Toyota has introduced several mechanisms into its car manufacturing process that have evolved into industry best practices. Walking the Gemba is a practice for office employees to regularly wander the factory floor to stay connected with the core business. The Andon cord is a mechanism for factory workers to cease the manufacturing process upon finding a defect. Despite the cost of short-term efficiency, the Andon cord enables Toyota to stay diligent about quality at scale.
Organizations can stay rigorous with principles that enabled their early success—prioritizing the investigation of one-off problems, valuing anecdotes over aggregate data, or requiring all employees to manage customer support tickets. But what can an individual do?

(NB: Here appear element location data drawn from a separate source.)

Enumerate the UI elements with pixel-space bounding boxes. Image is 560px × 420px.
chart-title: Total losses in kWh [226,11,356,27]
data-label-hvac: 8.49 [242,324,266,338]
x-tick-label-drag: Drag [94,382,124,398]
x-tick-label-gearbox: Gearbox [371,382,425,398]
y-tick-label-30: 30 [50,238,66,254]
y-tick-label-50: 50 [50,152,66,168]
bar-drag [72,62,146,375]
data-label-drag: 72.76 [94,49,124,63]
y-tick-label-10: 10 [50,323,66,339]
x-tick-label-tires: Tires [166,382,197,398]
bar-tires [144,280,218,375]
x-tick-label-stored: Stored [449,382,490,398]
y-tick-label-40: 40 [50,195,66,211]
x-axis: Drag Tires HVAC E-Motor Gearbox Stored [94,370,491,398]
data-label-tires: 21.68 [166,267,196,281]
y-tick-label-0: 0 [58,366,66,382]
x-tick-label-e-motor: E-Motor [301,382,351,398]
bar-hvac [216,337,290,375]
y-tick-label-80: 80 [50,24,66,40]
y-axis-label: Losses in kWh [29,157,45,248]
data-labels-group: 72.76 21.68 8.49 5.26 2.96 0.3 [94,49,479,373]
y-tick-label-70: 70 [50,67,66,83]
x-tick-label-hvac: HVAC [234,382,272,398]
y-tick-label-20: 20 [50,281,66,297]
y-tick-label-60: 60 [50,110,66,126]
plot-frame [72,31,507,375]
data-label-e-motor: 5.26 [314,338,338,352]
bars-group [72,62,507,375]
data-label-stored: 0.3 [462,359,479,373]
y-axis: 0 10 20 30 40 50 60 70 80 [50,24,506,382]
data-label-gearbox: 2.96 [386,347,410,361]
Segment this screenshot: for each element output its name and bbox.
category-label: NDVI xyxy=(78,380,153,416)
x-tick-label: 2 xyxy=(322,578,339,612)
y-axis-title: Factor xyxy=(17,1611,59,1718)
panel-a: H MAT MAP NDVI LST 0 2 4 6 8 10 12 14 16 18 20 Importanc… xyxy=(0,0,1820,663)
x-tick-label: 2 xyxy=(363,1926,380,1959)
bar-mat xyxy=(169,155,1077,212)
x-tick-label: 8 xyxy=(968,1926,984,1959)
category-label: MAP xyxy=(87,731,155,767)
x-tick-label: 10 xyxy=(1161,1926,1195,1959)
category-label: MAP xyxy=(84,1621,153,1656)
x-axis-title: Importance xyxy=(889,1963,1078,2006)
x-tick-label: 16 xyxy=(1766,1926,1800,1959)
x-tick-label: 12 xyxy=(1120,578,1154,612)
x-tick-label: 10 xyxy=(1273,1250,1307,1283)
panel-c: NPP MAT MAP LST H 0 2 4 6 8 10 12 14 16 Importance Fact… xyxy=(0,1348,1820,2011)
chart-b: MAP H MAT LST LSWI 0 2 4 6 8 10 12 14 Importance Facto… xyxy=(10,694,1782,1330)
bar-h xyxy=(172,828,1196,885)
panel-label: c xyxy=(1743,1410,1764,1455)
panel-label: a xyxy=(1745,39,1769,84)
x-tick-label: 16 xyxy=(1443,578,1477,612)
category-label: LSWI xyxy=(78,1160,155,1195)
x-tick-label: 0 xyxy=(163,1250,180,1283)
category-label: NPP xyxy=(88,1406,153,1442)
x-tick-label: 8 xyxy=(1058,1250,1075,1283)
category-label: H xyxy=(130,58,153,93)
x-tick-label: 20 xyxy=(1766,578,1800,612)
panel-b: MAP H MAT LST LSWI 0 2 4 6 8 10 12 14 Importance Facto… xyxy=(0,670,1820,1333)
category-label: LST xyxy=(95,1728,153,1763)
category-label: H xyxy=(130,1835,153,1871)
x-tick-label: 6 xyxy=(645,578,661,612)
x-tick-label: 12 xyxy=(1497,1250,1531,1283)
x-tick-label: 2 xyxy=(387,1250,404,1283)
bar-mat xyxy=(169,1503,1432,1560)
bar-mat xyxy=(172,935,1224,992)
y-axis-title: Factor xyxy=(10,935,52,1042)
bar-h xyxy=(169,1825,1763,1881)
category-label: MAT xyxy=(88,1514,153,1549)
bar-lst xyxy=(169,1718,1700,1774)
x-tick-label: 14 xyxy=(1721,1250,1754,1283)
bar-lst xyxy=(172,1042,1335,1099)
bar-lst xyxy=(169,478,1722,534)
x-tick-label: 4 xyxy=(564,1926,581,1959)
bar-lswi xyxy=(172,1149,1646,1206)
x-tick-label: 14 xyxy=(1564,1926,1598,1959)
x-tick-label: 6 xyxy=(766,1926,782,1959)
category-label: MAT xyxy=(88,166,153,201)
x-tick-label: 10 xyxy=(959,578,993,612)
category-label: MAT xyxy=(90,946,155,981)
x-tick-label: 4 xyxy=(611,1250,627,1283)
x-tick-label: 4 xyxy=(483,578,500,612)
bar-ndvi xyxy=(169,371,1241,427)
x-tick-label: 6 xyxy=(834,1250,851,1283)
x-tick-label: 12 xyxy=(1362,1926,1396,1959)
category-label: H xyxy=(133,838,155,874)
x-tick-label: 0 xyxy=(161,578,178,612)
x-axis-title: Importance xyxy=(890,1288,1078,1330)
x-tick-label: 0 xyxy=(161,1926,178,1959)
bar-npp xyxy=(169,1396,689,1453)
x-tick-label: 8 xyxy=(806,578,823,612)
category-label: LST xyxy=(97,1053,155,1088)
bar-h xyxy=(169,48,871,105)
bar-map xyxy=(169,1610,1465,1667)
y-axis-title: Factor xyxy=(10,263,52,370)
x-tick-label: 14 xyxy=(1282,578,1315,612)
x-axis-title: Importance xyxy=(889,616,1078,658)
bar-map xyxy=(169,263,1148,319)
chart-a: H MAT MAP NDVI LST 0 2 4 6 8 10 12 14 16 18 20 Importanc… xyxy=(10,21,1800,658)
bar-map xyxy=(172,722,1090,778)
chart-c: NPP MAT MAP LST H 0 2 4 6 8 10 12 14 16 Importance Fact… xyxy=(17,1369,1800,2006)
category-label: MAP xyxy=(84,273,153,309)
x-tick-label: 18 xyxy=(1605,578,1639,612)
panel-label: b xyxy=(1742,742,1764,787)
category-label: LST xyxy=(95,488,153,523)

Do things that don’t scale
The other week, I visited one of those nearby Kroger variants to purchase a greeting card. As usual, I felt the soulless aura as I browsed the mass-produced cards stuffed with corny messages. When I found a semi-decent one, I walked past the rows of unmanned cash registers to the self-checkout and grumpily rang up my order. As I walked out, the attendant smiled behind his mask and said, “Good to see you again – have a great day!”
This man had worked the self-checkout line—helping people with the kiosks—for over three years, and not once had I witnessed his spirit drop. Through the pandemic, the riots, and all the chaos that continued to pass through the store, he maintained an upbeat attitude and consistently expressed genuine kindness. As silly as it sounds, my negativity faded.
It’s easy to get down and complain about corporations and governments. But occasionally, we catch a glimmer of humanity within them—the people that choose to retain their spirit, not through rebellion but by merely doing their jobs.
A friendly grocery bag
There’s a famous, pithy quote tossed around by entrepreneurs: “Do things that don’t scale.” The self-checkout man at Kroger exemplifies this daily. He doesn’t get ground down in the gears of scale but stands out because of his humanity. And that, miraculously, spreads farther and wider than scale ever could.